Are humans doomed? Stephen Hawking, the renowned physicist, thinks so. Hawking said that humanity will only have 1,000 years left, with an impending asteroid collision possibly wiping out humans by 3016.

During a speech at the Oxford University Union, Hawking noted that climate change, nuclear weapons and genetically engineered viruses could pose a threat to human existence. He added that the longer humans stay on Earth, the higher the risk of Earth's demise. As a solution, Hawking said that humankind must explore outer space in order to survive.

“We must ... continue to go into space for the future of humanity.
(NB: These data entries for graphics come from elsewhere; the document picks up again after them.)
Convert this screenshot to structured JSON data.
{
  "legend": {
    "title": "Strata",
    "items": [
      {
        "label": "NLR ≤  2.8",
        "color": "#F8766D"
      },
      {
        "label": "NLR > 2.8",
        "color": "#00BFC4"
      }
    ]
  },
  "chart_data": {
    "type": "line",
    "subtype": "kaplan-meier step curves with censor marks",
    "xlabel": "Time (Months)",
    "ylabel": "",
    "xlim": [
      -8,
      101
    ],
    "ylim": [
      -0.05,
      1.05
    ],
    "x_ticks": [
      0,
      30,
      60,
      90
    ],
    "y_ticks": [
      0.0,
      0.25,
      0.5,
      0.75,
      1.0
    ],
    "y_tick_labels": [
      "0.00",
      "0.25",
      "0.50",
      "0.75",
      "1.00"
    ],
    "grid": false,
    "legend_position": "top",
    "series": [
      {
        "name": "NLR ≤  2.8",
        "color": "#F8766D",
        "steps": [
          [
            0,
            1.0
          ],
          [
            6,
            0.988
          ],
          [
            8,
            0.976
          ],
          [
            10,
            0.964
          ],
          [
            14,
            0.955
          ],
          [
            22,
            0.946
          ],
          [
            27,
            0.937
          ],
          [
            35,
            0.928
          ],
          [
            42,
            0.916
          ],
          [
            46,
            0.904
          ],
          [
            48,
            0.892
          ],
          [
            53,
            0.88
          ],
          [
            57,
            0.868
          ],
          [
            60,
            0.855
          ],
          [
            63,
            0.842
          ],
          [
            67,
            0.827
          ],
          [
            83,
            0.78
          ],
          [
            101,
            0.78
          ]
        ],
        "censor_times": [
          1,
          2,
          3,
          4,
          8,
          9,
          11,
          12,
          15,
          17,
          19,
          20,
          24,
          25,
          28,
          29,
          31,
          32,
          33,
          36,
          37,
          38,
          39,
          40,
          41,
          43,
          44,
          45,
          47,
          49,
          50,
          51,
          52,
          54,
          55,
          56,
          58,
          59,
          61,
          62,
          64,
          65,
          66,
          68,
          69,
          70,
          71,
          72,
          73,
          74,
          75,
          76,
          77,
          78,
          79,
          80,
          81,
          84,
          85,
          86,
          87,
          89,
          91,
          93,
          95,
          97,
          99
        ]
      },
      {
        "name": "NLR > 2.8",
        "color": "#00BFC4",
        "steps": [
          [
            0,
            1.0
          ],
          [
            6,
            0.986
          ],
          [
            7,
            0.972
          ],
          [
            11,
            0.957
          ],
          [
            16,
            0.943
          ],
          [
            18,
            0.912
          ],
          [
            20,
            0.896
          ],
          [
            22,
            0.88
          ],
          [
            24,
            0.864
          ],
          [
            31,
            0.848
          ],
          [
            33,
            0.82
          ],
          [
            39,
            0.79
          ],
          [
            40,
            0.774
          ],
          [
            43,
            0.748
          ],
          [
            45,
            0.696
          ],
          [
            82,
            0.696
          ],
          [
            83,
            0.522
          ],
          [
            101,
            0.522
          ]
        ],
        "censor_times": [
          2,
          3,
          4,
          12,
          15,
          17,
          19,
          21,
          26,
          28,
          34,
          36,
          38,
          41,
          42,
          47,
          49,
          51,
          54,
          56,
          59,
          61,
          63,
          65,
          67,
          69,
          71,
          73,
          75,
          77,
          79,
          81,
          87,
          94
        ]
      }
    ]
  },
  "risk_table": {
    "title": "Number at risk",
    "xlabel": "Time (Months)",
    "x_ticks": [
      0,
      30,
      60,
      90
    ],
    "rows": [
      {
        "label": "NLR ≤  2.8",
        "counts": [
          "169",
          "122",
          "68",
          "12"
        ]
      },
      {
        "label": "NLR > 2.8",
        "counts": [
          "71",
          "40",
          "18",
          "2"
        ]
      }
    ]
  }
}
I don’t think we will survive another 1,000 years without escaping beyond our fragile planet," Hawking said.

“Although the chance of a disaster to planet Earth in a given year may be quite low, it adds up over time, and becomes a near certainty in the next thousand or ten thousand years. By that time we should have spread out into space, and to other stars, so a disaster on Earth would not mean the end of the human race," he added.

However, humans are not the only threat to Earth. In a video, Hawking also said that asteroids could hit Earth in the future, Inquistr reports.
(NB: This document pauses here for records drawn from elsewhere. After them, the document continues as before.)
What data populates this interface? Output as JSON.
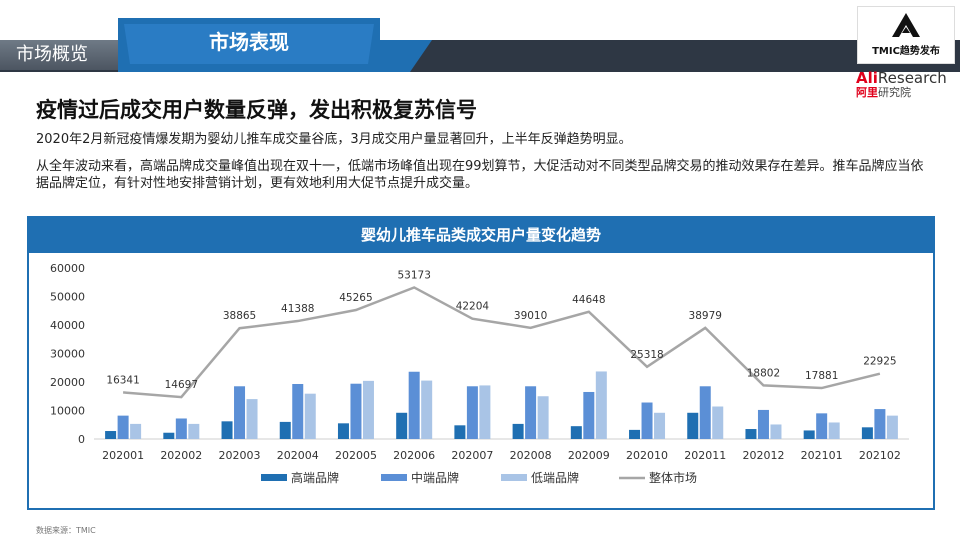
{
  "header": {
    "section_label": "市场概览",
    "tab_label": "市场表现",
    "logo_tmic_text": "TMIC趋势发布",
    "logo_ali_line1_brand": "Ali",
    "logo_ali_line1_rest": "Research",
    "logo_ali_line2_brand": "阿里",
    "logo_ali_line2_rest": "研究院"
  },
  "headline": "疫情过后成交用户数量反弹，发出积极复苏信号",
  "paragraphs": [
    "2020年2月新冠疫情爆发期为婴幼儿推车成交量谷底，3月成交用户量显著回升，上半年反弹趋势明显。",
    "从全年波动来看，高端品牌成交量峰值出现在双十一，低端市场峰值出现在99划算节，大促活动对不同类型品牌交易的推动效果存在差异。推车品牌应当依据品牌定位，有针对性地安排营销计划，更有效地利用大促节点提升成交量。"
  ],
  "source": "数据来源：TMIC",
  "colors": {
    "accent": "#1f6fb2",
    "high": "#1f6fb2",
    "mid": "#5b8fd6",
    "low": "#a9c4e6",
    "total": "#a6a6a6"
  },
  "chart_data": {
    "type": "bar",
    "title": "婴幼儿推车品类成交用户量变化趋势",
    "categories": [
      "202001",
      "202002",
      "202003",
      "202004",
      "202005",
      "202006",
      "202007",
      "202008",
      "202009",
      "202010",
      "202011",
      "202012",
      "202101",
      "202102"
    ],
    "ylim": [
      0,
      60000
    ],
    "yticks": [
      0,
      10000,
      20000,
      30000,
      40000,
      50000,
      60000
    ],
    "grid": false,
    "legend_position": "bottom",
    "series": [
      {
        "name": "高端品牌",
        "type": "bar",
        "values": [
          2800,
          2200,
          6200,
          6000,
          5500,
          9200,
          4800,
          5300,
          4500,
          3200,
          9200,
          3500,
          3000,
          4100
        ]
      },
      {
        "name": "中端品牌",
        "type": "bar",
        "values": [
          8200,
          7200,
          18500,
          19300,
          19400,
          23600,
          18500,
          18500,
          16500,
          12800,
          18500,
          10200,
          9000,
          10500
        ]
      },
      {
        "name": "低端品牌",
        "type": "bar",
        "values": [
          5300,
          5300,
          14000,
          15900,
          20400,
          20500,
          18800,
          15000,
          23700,
          9200,
          11400,
          5100,
          5800,
          8200
        ]
      },
      {
        "name": "整体市场",
        "type": "line",
        "values": [
          16341,
          14697,
          38865,
          41388,
          45265,
          53173,
          42204,
          39010,
          44648,
          25318,
          38979,
          18802,
          17881,
          22925
        ]
      }
    ]
  }
}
“One of the major threats to intelligent life in our universe is the high probability of an asteroid colliding with inhabited planets," Hawking said.
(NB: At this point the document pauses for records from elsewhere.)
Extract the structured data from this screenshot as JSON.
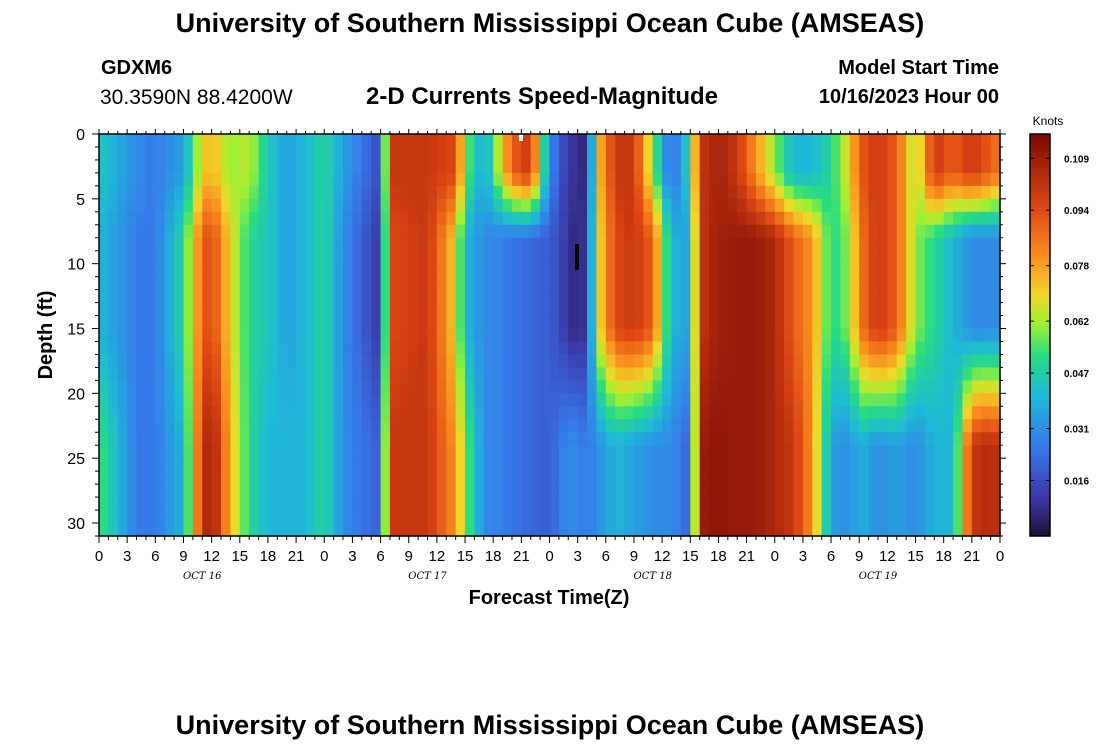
{
  "header": {
    "title": "University of Southern Mississippi Ocean Cube (AMSEAS)",
    "station_id": "GDXM6",
    "location": "30.3590N  88.4200W",
    "plot_title": "2-D Currents Speed-Magnitude",
    "model_start_label": "Model Start Time",
    "model_start_value": "10/16/2023 Hour 00"
  },
  "footer": {
    "title": "University of Southern Mississippi Ocean Cube (AMSEAS)"
  },
  "chart_data": {
    "type": "heatmap",
    "title": "2-D Currents Speed-Magnitude",
    "xlabel": "Forecast Time(Z)",
    "ylabel": "Depth (ft)",
    "x_range_hours": [
      0,
      96
    ],
    "y_range_ft": [
      0,
      31
    ],
    "y_inverted": true,
    "x_tick_labels": [
      "0",
      "3",
      "6",
      "9",
      "12",
      "15",
      "18",
      "21",
      "0",
      "3",
      "6",
      "9",
      "12",
      "15",
      "18",
      "21",
      "0",
      "3",
      "6",
      "9",
      "12",
      "15",
      "18",
      "21",
      "0",
      "3",
      "6",
      "9",
      "12",
      "15",
      "18",
      "21",
      "0"
    ],
    "y_ticks": [
      0,
      5,
      10,
      15,
      20,
      25,
      30
    ],
    "date_labels": [
      {
        "label": "OCT 16",
        "hour": 11
      },
      {
        "label": "OCT 17",
        "hour": 35
      },
      {
        "label": "OCT 18",
        "hour": 59
      },
      {
        "label": "OCT 19",
        "hour": 83
      }
    ],
    "colorbar": {
      "unit": "Knots",
      "min": 0.0,
      "max": 0.116,
      "tick_values": [
        0.016,
        0.031,
        0.047,
        0.062,
        0.078,
        0.094,
        0.109
      ],
      "tick_labels": [
        "0.016",
        "0.031",
        "0.047",
        "0.062",
        "0.078",
        "0.094",
        "0.109"
      ]
    },
    "speed_profile_by_hour": {
      "hours": [
        0,
        4,
        6,
        9,
        11,
        12,
        14,
        16,
        18,
        20,
        22,
        24,
        26,
        28,
        30,
        31,
        35,
        38,
        39,
        41,
        44,
        46,
        48,
        50,
        51,
        52,
        53,
        55,
        57,
        59,
        61,
        63,
        64,
        65,
        66,
        68,
        70,
        72,
        74,
        76,
        78,
        80,
        81,
        83,
        85,
        87,
        89,
        91,
        93,
        95,
        96
      ],
      "upper_ft_0_5": [
        0.045,
        0.03,
        0.026,
        0.035,
        0.07,
        0.075,
        0.06,
        0.065,
        0.045,
        0.035,
        0.04,
        0.05,
        0.035,
        0.025,
        0.015,
        0.1,
        0.1,
        0.095,
        0.06,
        0.035,
        0.09,
        0.1,
        0.03,
        0.01,
        0.01,
        0.005,
        0.07,
        0.1,
        0.1,
        0.06,
        0.02,
        0.05,
        0.1,
        0.104,
        0.108,
        0.1,
        0.08,
        0.06,
        0.04,
        0.04,
        0.05,
        0.07,
        0.09,
        0.1,
        0.09,
        0.06,
        0.1,
        0.09,
        0.1,
        0.09,
        0.085
      ],
      "mid_ft_10_15": [
        0.04,
        0.026,
        0.026,
        0.05,
        0.09,
        0.095,
        0.07,
        0.05,
        0.045,
        0.035,
        0.04,
        0.05,
        0.03,
        0.02,
        0.01,
        0.095,
        0.1,
        0.07,
        0.04,
        0.03,
        0.025,
        0.022,
        0.02,
        0.01,
        0.006,
        0.012,
        0.065,
        0.095,
        0.1,
        0.09,
        0.04,
        0.035,
        0.1,
        0.105,
        0.108,
        0.11,
        0.11,
        0.105,
        0.09,
        0.08,
        0.05,
        0.06,
        0.085,
        0.1,
        0.09,
        0.06,
        0.05,
        0.04,
        0.03,
        0.03,
        0.03
      ],
      "deep_ft_25_31": [
        0.055,
        0.026,
        0.026,
        0.04,
        0.1,
        0.11,
        0.075,
        0.05,
        0.04,
        0.04,
        0.04,
        0.05,
        0.03,
        0.025,
        0.02,
        0.1,
        0.1,
        0.08,
        0.06,
        0.03,
        0.025,
        0.022,
        0.02,
        0.03,
        0.03,
        0.025,
        0.03,
        0.04,
        0.035,
        0.03,
        0.03,
        0.02,
        0.108,
        0.112,
        0.112,
        0.11,
        0.11,
        0.105,
        0.1,
        0.08,
        0.035,
        0.03,
        0.04,
        0.03,
        0.035,
        0.03,
        0.04,
        0.04,
        0.1,
        0.105,
        0.1
      ]
    }
  }
}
Despite NASA and other space agencies tracking near-earth asteroids, these space agencies could only trace thousands of them in space -- a small percentage of the estimated 600,000 known asteroids in the solar system.

“We only know about 15 or 20 percent of the objects which are larger than a few hundred meters in size. If these bodies impact Earth, they can cause regional damage across a whole country or even a continent," said astronomer Patrick Michel.